Le gros feu

Le journal “l’union bourguignonne” publiait le mardi 20 juin 1865 :

“Hier soir à dix heures, une vaste et sinistre lueur était aperçue de Dijon, dans la plaine. A onze heures de puis la gare, on voyait les flammes, sans pouvoir préciser où était le foyer de cet incendie. Ce matin, on apprend que c’est à Champdôtre qu’a lieu le désastre. Toute la garnison d’Auxonne, les corps des pompiers alentours se sont portés en grande hâte au secours de cette malheureuse population.”

Le feu a pris vers 21h30 dans les hebergeages prés de l’habitation du garde forestier Simonet. Le vent très violent soufflait du nord-est. Malgré les secours portés par tous les pompiers de la région, Champdôtre a vu brûler 90 maisons. Ainsi 320 personnes se retrouvent sans abri.

Mobiliers, récoltes, bestiaux sont détruits, personne heureusement n’a péri. Les pertes sont évaluées à 300 000 francs. La zone sinistrée, complètement réduite en cendres, s’étend de la ruelle aux prêtres jusqu’au marais des joncs. Tout a flambé sauf une maison, l’habitation de Mme Bassu (Maison Moutrille).

La ligne de la rue aux prêtres fut choisie par les pompiers comme ligne d’arrêt de l’énorme feu. Sur cette ligne se trouvaient en effet les rares maisons couvertes en tuiles. D’autre part, elles étaient séparées les unes des autres par de grands jardins.

De nombreux dons sont faits pour venir en aide à la population, une souscription est ouverte. Pendant un mois, l’union bourguignonne publie le montant des dons faits en faveur des sinistrés parmi lesquels on relève le produit du concert donné place d’armes à Dijon par la société chorale.
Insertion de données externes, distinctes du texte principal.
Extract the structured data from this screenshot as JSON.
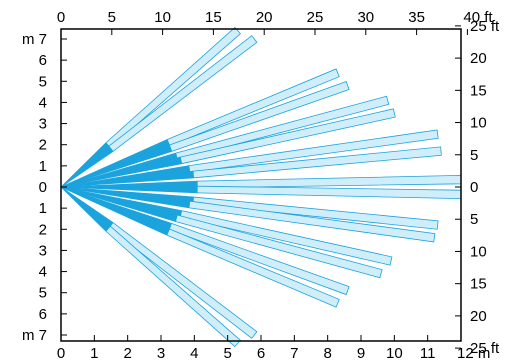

Comment une telle catastrophe a-t-elle été possible ?

Au mois de juin, la paille qui recouvre les toits est très sèche. Les maisons sont construites en matériaux très inflammables, les escaliers sont en bois, les murs en pisé dans un coffrage en bois.

L’individu soupçonné d’avoir mis le feu par vengeance personnelle a été mis en état d’arrestation.